How to Stream Tool Progress

This guide covers how to stream real-time feedback to users when your agent executes tools. Tool streaming displays status messages like "Searching for documents..." that update to "Found 15 results" when complete.

Prerequisites

Before you begin, make sure you are familiar with Creating Custom Sources.

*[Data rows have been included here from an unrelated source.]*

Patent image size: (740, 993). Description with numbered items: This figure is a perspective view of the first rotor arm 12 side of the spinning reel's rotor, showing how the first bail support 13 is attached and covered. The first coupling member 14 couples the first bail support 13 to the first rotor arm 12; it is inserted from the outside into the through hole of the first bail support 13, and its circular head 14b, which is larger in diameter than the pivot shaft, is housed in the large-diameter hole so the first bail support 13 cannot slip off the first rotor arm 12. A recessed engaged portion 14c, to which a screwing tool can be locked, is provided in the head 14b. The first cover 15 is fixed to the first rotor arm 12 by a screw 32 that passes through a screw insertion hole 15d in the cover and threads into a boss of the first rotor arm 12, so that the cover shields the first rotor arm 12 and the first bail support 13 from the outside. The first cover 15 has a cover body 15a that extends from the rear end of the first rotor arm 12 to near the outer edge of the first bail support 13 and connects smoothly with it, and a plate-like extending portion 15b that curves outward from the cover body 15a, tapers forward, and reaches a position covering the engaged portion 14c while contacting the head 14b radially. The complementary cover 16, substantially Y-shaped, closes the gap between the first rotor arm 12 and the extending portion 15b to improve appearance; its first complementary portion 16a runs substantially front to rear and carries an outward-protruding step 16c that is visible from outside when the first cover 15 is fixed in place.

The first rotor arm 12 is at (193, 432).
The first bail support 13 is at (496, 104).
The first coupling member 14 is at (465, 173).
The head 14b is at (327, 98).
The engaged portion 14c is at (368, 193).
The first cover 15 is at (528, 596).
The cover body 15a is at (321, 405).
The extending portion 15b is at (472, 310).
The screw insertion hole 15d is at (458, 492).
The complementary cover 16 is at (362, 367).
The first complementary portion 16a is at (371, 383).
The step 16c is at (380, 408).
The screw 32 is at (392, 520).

Step 1: Mark Tools as Streamable

Use the @streamable decorator to define display text templates for your tools:

from zav.agents_sdk import streamable

@streamable(
    running_text="Searching for {{ query }}...",
    completed_text="Found {{ result_count }} results for '{{ query }}'"
)
async def search_documents(query: str) -> dict:
    """Search for documents matching the query."""
    results = await perform_search(query)
    return {"result_count": len(results), "documents": results}

Templates use Jinja2 syntax: {{ variable }} for parameters and return values. Nested access is supported (e.g. {{ data.count }}, {{ results[0].title }}).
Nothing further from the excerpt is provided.